Hey guys. I thought it would be time for an update on my little top model....
Skittles is currently in a photo conest on TB and here are some of her gorgeous Portrait photos. She has such cute pearlies!:

























And for the sleep one she is having a nap in the avairy while drying of in the sun after a quick mist


----------



## Renae (Feb 9, 2008)

She's gorgeous. Definitely a perfect model too.


----------



## *Tiel_Heart* (Feb 19, 2008)

Thanks!
Here is some bloopers from it:
I think i have a ghost bird  and she wasnt even moving much?








My singing tiel!


----------



## Renae (Feb 9, 2008)

:lol: @ that first one, that's funny. 

I love the second one, I have so many photos of Theo doing the same thing, only I call it her rawr.


----------



## allen (Aug 25, 2007)

so we have 2 skittles now


----------



## Aly (Jul 30, 2007)

She's a doll!


----------



## *Tiel_Heart* (Feb 19, 2008)

Aly said:


> She's a doll!


Thanks! 



allen said:


> so we have 2 skittles now


Hehe. She is an X class pet. We had a contest to name her(I was in the Class) And I won! 



Solace. said:


> :lol: @ that first one, that's funny.
> 
> I love the second one, I have so many photos of Theo doing the same thing, only I call it her rawr.

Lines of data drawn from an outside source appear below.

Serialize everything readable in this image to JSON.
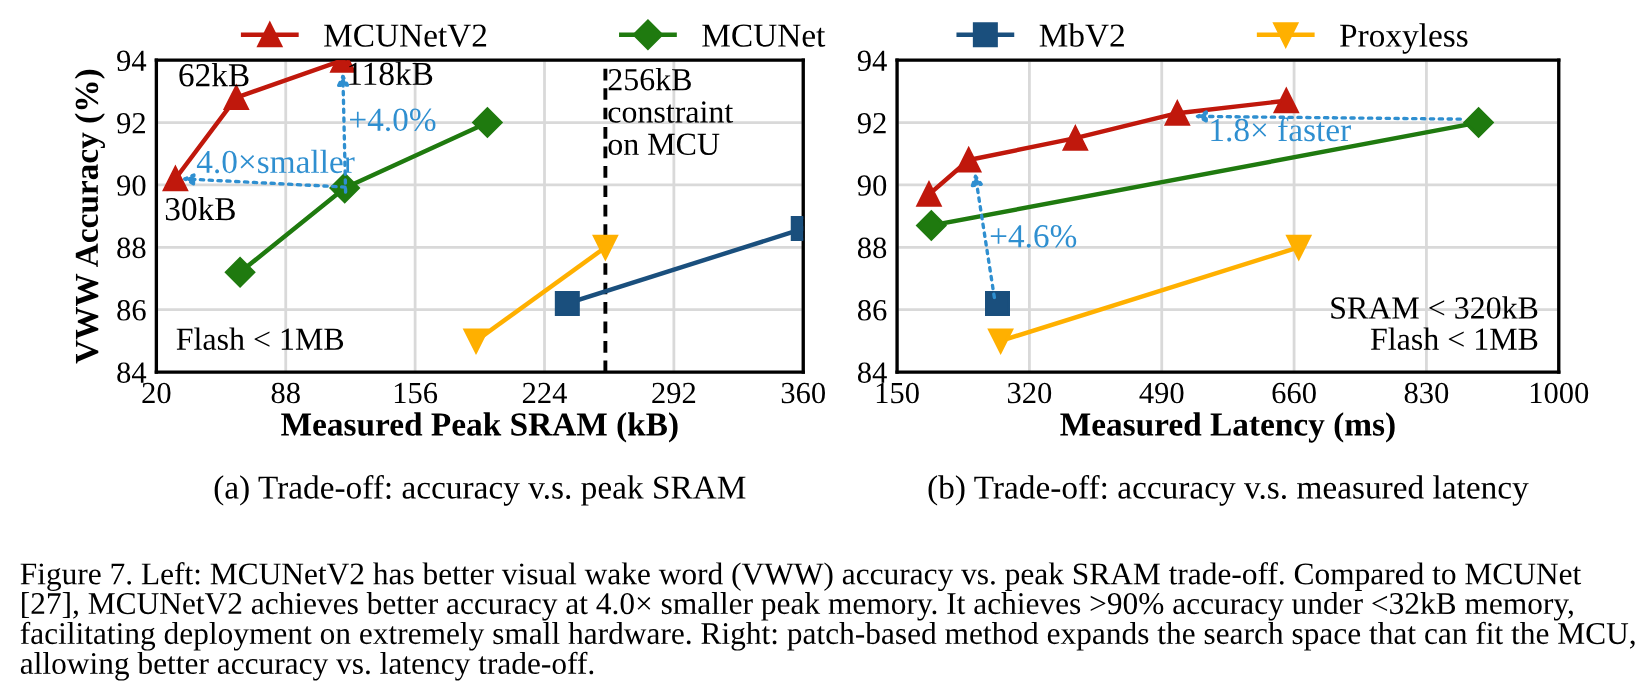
{
  "chart_data": [
    {
      "type": "line",
      "title": "(a) Trade-off: accuracy v.s. peak SRAM",
      "xlabel": "Measured Peak SRAM (kB)",
      "ylabel": "VWW Accuracy (%)",
      "xlim": [
        20,
        360
      ],
      "xticks": [
        20,
        88,
        156,
        224,
        292,
        360
      ],
      "ylim": [
        84,
        94
      ],
      "yticks": [
        84,
        86,
        88,
        90,
        92,
        94
      ],
      "grid": true,
      "legend": "top",
      "series": [
        {
          "name": "MCUNetV2",
          "color": "#c0180c",
          "marker": "triangle",
          "x": [
            30,
            62,
            118
          ],
          "values": [
            90.2,
            92.8,
            94.0
          ]
        },
        {
          "name": "MCUNet",
          "color": "#1f7a0f",
          "marker": "diamond",
          "x": [
            64,
            119,
            194
          ],
          "values": [
            87.2,
            89.9,
            92.0
          ]
        },
        {
          "name": "MbV2",
          "color": "#1a4f7d",
          "marker": "square",
          "x": [
            236,
            360
          ],
          "values": [
            86.2,
            88.6
          ]
        },
        {
          "name": "Proxyless",
          "color": "#ffb000",
          "marker": "triangle_down",
          "x": [
            188,
            256
          ],
          "values": [
            85.0,
            88.0
          ]
        }
      ],
      "ref_lines": [
        {
          "axis": "x",
          "value": 256,
          "label": "256kB\nconstraint\non MCU",
          "color": "#000000",
          "line_style": "dashed"
        }
      ],
      "annotations": [
        {
          "text": "62kB",
          "x": 62,
          "y": 92.8
        },
        {
          "text": "118kB",
          "x": 118,
          "y": 94.0
        },
        {
          "text": "30kB",
          "x": 30,
          "y": 90.2
        },
        {
          "text": "+4.0%",
          "x": 118,
          "y": 93.6
        },
        {
          "text": "4.0×smaller",
          "x": 33,
          "y": 90.2
        },
        "Flash < 1MB",
        "Figure 7. Left: MCUNetV2 has better visual wake word (VWW) accuracy vs. peak SRAM trade-off. Compared to MCUNet [27], MCUNetV2 achieves better accuracy at 4.0× smaller peak memory. It achieves >90% accuracy under <32kB memory, facilitating deployment on extremely small hardware. Right: patch-based method expands the search space that can fit the MCU, allowing better accuracy vs. latency trade-off."
      ]
    },
    {
      "type": "line",
      "title": "(b) Trade-off: accuracy v.s. measured latency",
      "xlabel": "Measured Latency (ms)",
      "xlim": [
        150,
        1000
      ],
      "xticks": [
        150,
        320,
        490,
        660,
        830,
        1000
      ],
      "ylim": [
        84,
        94
      ],
      "yticks": [
        84,
        86,
        88,
        90,
        92,
        94
      ],
      "grid": true,
      "series": [
        {
          "color": "#c0180c",
          "marker": "triangle",
          "x": [
            191,
            242,
            379,
            510,
            650
          ],
          "values": [
            89.7,
            90.8,
            91.5,
            92.3,
            92.7
          ]
        },
        {
          "color": "#1f7a0f",
          "marker": "diamond",
          "x": [
            194,
            897
          ],
          "values": [
            88.7,
            92.0
          ]
        },
        {
          "color": "#1a4f7d",
          "marker": "square",
          "x": [
            279
          ],
          "values": [
            86.2
          ]
        },
        {
          "color": "#ffb000",
          "marker": "triangle_down",
          "x": [
            283,
            666
          ],
          "values": [
            85.0,
            88.0
          ]
        }
      ],
      "annotations": [
        {
          "text": "1.8× faster",
          "x": 531,
          "y": 92.2
        },
        {
          "text": "+4.6%",
          "x": 250,
          "y": 90.4
        },
        "SRAM < 320kB\nFlash < 1MB"
      ]
    }
  ]
}
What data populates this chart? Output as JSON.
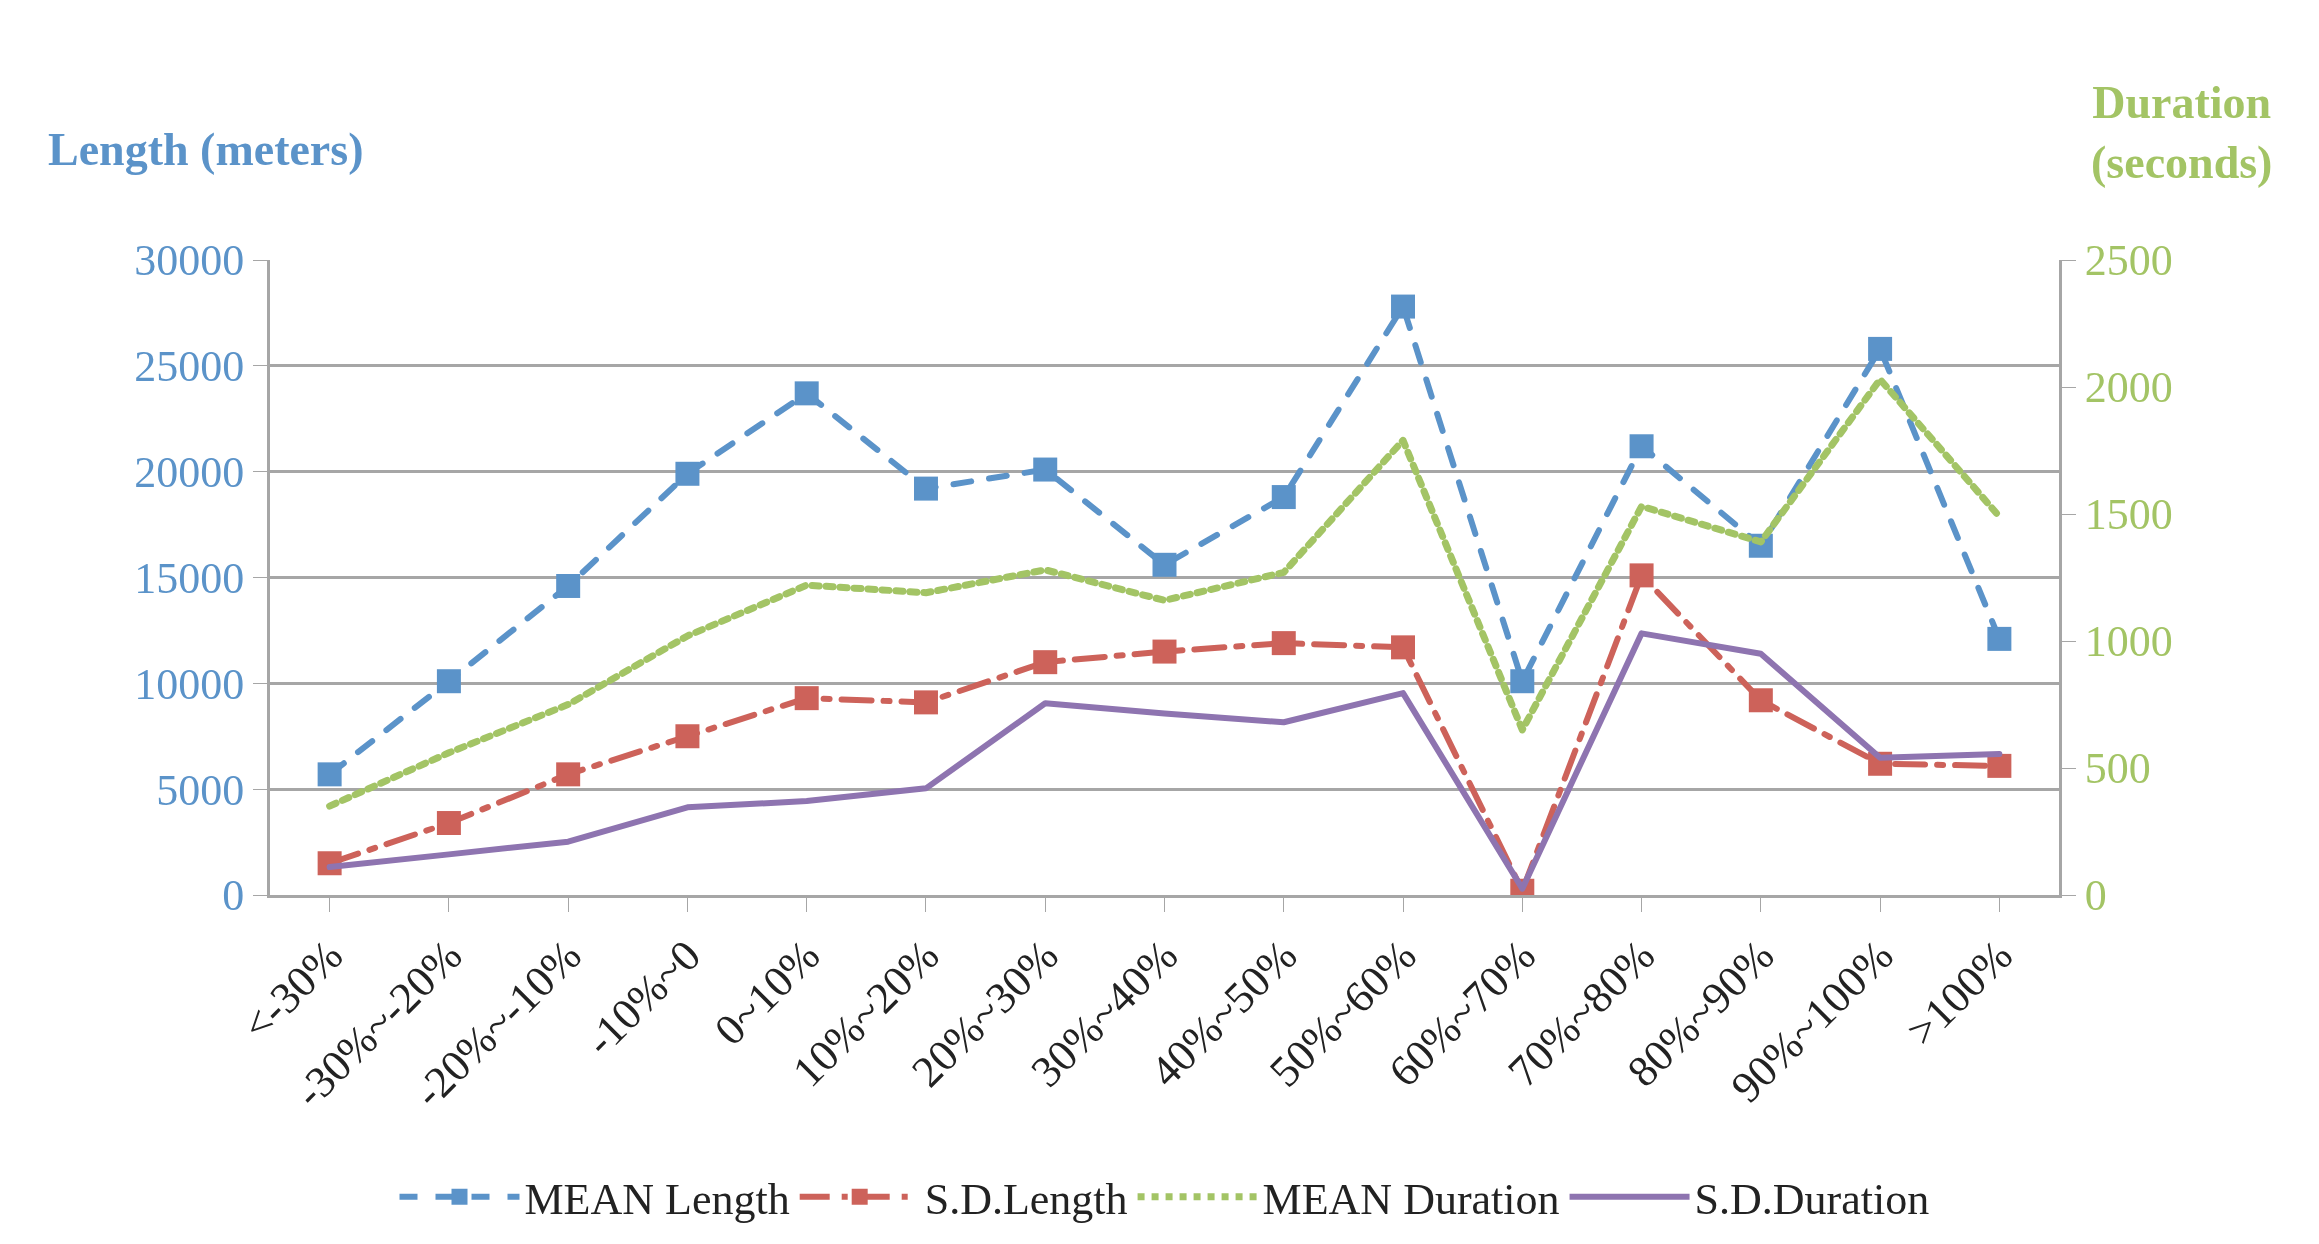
{
  "chart_data": {
    "type": "line",
    "ylabel": "Length (meters)",
    "y2label": "Duration (seconds)",
    "categories": [
      "<-30%",
      "-30%~-20%",
      "-20%~-10%",
      "-10%~0",
      "0~10%",
      "10%~20%",
      "20%~30%",
      "30%~40%",
      "40%~50%",
      "50%~60%",
      "60%~70%",
      "70%~80%",
      "80%~90%",
      "90%~100%",
      ">100%"
    ],
    "series": [
      {
        "name": "MEAN Length",
        "color": "#5b93c9",
        "marker": "square",
        "line_style": "dashed",
        "values": [
          5700,
          10100,
          14600,
          19900,
          23700,
          19200,
          20100,
          15600,
          18800,
          27800,
          10100,
          21200,
          16500,
          25800,
          12100
        ]
      },
      {
        "name": "S.D.Length",
        "color": "#cd625a",
        "marker": "square",
        "line_style": "dashdot",
        "values": [
          1500,
          3400,
          5700,
          7500,
          9300,
          9100,
          11000,
          11500,
          11900,
          11700,
          200,
          15100,
          9200,
          6200,
          6100
        ]
      },
      {
        "name": "MEAN Duration",
        "color": "#a3c465",
        "marker": "none",
        "line_style": "dotted",
        "axis": "y2",
        "values": [
          350,
          560,
          750,
          1020,
          1220,
          1190,
          1280,
          1160,
          1270,
          1790,
          650,
          1530,
          1390,
          2030,
          1490
        ]
      },
      {
        "name": "S.D.Duration",
        "color": "#8e74b0",
        "marker": "none",
        "line_style": "solid",
        "axis": "y2",
        "values": [
          110,
          160,
          210,
          345,
          370,
          420,
          755,
          715,
          680,
          795,
          25,
          1030,
          950,
          540,
          555
        ]
      }
    ],
    "ylim": [
      0,
      30000
    ],
    "yticks": [
      0,
      5000,
      10000,
      15000,
      20000,
      25000,
      30000
    ],
    "y2lim": [
      0,
      2500
    ],
    "y2ticks": [
      0,
      500,
      1000,
      1500,
      2000,
      2500
    ],
    "grid": "y",
    "legend": "bottom"
  }
}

That is the first time i have ever got a picture of a tiel doing that .
The first one is funny hehe.I think she is practicing her powers. Oh No I just revealed our secret! Lol. Don't even ask me why it happened. You can see she wasn't moving! Anytime I have got a picture like that iut has been becuase they have been moving fast...


----------



## Cheryl (Dec 27, 2008)

Aw! What a sweet heart.


----------



## *Tiel_Heart* (Feb 19, 2008)

Cheryl said:


> Aw! What a sweet heart.


Thankyou


----------



## Terri Peters (Dec 24, 2008)

Awww, she is such a cutie. I just love the pearls. One of the photos I took of Holly yesterday that ended up in the blooper folder, she was scratching under her chin (I think) at any rate the photo was in great focus except for her 500 MPH foot and her head...LOL


----------



## xxxSpikexxx (Jul 30, 2007)

She is so pretty  Here is my ghost dog  http://www.flickr.com/photos/gummycarebear/17237603/ Playing with slow shutter speeds can be fun. For example use a 10 second shutter speed and have someone stand there for five seconds and then get out of the photo for the other five http://www.flickr.com/photos/gummycarebear/265545584/ Tripods are really helpful, play around and see what you get


----------